Через год, 5 октября 1952 года, в отчетном докладе ХIХ съезду партии Маленков еще раз пнул отца, отметив в числе ошибок сельскохозяйственной политики «практику создания в колхозах и совхозах подсобных предприятий по производству кирпича, черепицы и других промышленных изделий… отвлекающих их от решения производства сельскохозяйственной продукции и тормозящих развитие сельского хозяйства»71. Комментарии, как говорится, излишни.
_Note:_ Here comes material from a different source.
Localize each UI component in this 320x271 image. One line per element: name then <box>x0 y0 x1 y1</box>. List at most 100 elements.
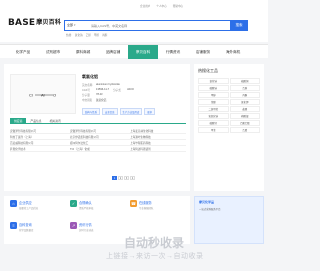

За что Сталин так ополчился на отца, на человека, которому он, казалось бы, благоволил? Дело в разном отношении к крестьянам. Сталин смотрел на крестьян как на навоз, на удобрение, на котором должна произрасти новая, современная индустриальная Россия. Для этого следует крестьян грабить, грабить и грабить. Вот основная сталинская установка. А тут агрогорода, их строительство в масштабах страны потребовало бы немалых затрат. Сталин отца одернул: «погрязшее в мелкобуржуазной стихии крестьянство» не заслужило достойной жизни, отец со своими прожектами «забегает вперед». Только «одернул». Никаких иных планов он в отношении отца, видимо, не имел. Не только отцу, но и всей нашей семье повезло, мы остались живы. Через год Сталин и вовсе вернул отцу свое расположение, поручил ему, наравне с Маленковым, сделать доклады ХIХ съезду партии. Маленкову – отчетный, а Хрущеву – об изменениях Устава. 27 октября 1952 года Сталин, в дополнение ко всем имеющимся у него обязанностям, сделал отца еще и членом Бюро Президиума Совета Министров СССР72, а 10 ноября 1952 доверил ему, по очереди с Маленковым и Булганиным, председательствовать на заседаниях Президиума ЦК КПСС и его Бюро73.